If this fails: If logs are missing or truncated, check whether the runner crashed mid-job — go to Step 5.

Step 2: Determine Flaky Test vs. Genuine Failure

Why: Re-running a flaky test wastes time; ignoring a genuine regression breaks production. You need to know which you're dealing with before fixing anything.

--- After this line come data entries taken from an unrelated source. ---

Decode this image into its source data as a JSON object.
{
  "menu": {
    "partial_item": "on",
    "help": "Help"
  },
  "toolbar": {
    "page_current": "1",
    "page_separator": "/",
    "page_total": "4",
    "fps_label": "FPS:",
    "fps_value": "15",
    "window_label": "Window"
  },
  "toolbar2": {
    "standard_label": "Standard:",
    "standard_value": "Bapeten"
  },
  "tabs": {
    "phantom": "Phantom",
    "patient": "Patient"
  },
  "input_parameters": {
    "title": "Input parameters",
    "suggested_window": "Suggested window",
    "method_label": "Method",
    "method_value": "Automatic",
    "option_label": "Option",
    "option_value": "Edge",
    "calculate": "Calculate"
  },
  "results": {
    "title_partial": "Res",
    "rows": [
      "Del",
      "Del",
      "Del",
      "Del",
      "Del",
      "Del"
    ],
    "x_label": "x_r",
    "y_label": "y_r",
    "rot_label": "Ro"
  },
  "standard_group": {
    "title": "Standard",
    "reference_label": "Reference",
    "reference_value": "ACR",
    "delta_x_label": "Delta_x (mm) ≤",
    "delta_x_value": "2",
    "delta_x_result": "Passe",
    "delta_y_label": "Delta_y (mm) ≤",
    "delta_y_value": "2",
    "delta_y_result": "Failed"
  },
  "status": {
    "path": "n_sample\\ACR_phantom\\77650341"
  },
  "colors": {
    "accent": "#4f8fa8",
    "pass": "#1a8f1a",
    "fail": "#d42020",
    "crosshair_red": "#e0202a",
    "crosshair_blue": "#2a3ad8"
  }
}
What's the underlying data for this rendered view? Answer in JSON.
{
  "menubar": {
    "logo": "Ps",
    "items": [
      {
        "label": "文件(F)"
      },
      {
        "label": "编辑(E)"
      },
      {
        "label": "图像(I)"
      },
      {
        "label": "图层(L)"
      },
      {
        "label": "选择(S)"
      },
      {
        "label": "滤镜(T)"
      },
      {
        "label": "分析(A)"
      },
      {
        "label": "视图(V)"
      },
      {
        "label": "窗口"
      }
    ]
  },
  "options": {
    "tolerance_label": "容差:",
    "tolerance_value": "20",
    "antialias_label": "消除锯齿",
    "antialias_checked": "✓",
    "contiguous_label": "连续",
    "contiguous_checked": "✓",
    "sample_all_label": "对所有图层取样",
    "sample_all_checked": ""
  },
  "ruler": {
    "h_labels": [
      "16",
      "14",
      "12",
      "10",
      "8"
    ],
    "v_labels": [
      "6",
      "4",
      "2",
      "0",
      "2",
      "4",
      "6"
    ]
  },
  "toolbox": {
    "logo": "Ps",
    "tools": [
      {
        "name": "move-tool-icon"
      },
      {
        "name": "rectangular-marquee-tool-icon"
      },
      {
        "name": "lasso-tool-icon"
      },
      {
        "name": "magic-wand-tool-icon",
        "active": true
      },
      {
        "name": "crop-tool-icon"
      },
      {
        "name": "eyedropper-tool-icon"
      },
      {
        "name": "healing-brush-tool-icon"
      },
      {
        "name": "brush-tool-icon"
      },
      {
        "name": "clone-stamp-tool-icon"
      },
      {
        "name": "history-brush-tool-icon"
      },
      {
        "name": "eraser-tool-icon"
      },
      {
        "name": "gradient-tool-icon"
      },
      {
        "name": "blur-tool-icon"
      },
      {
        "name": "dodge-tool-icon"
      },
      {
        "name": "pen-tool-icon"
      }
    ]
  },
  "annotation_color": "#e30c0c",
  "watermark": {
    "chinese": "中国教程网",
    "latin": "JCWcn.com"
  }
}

# Check if the same test passed in the previous pipeline run on this branch
# GitHub Actions: go to Actions tab → filter by branch → compare last two runs
# GitLab CI: Pipelines tab → find last two runs → compare the same job

# If you have access to the CI API, check recent run history for this specific job:
# GitHub CLI example:
gh run list --branch main --limit 10 --workflow <WORKFLOW_FILE_NAME>
Expected output:
A list of recent runs. If the failing test passed 2 runs ago and nothing changed,
it is likely flaky. If it has failed consistently since a specific commit, it is genuine.
If this fails: If gh CLI is not available, check the CI UI directly. If you cannot determine flakiness from run history, treat it as genuine and continue.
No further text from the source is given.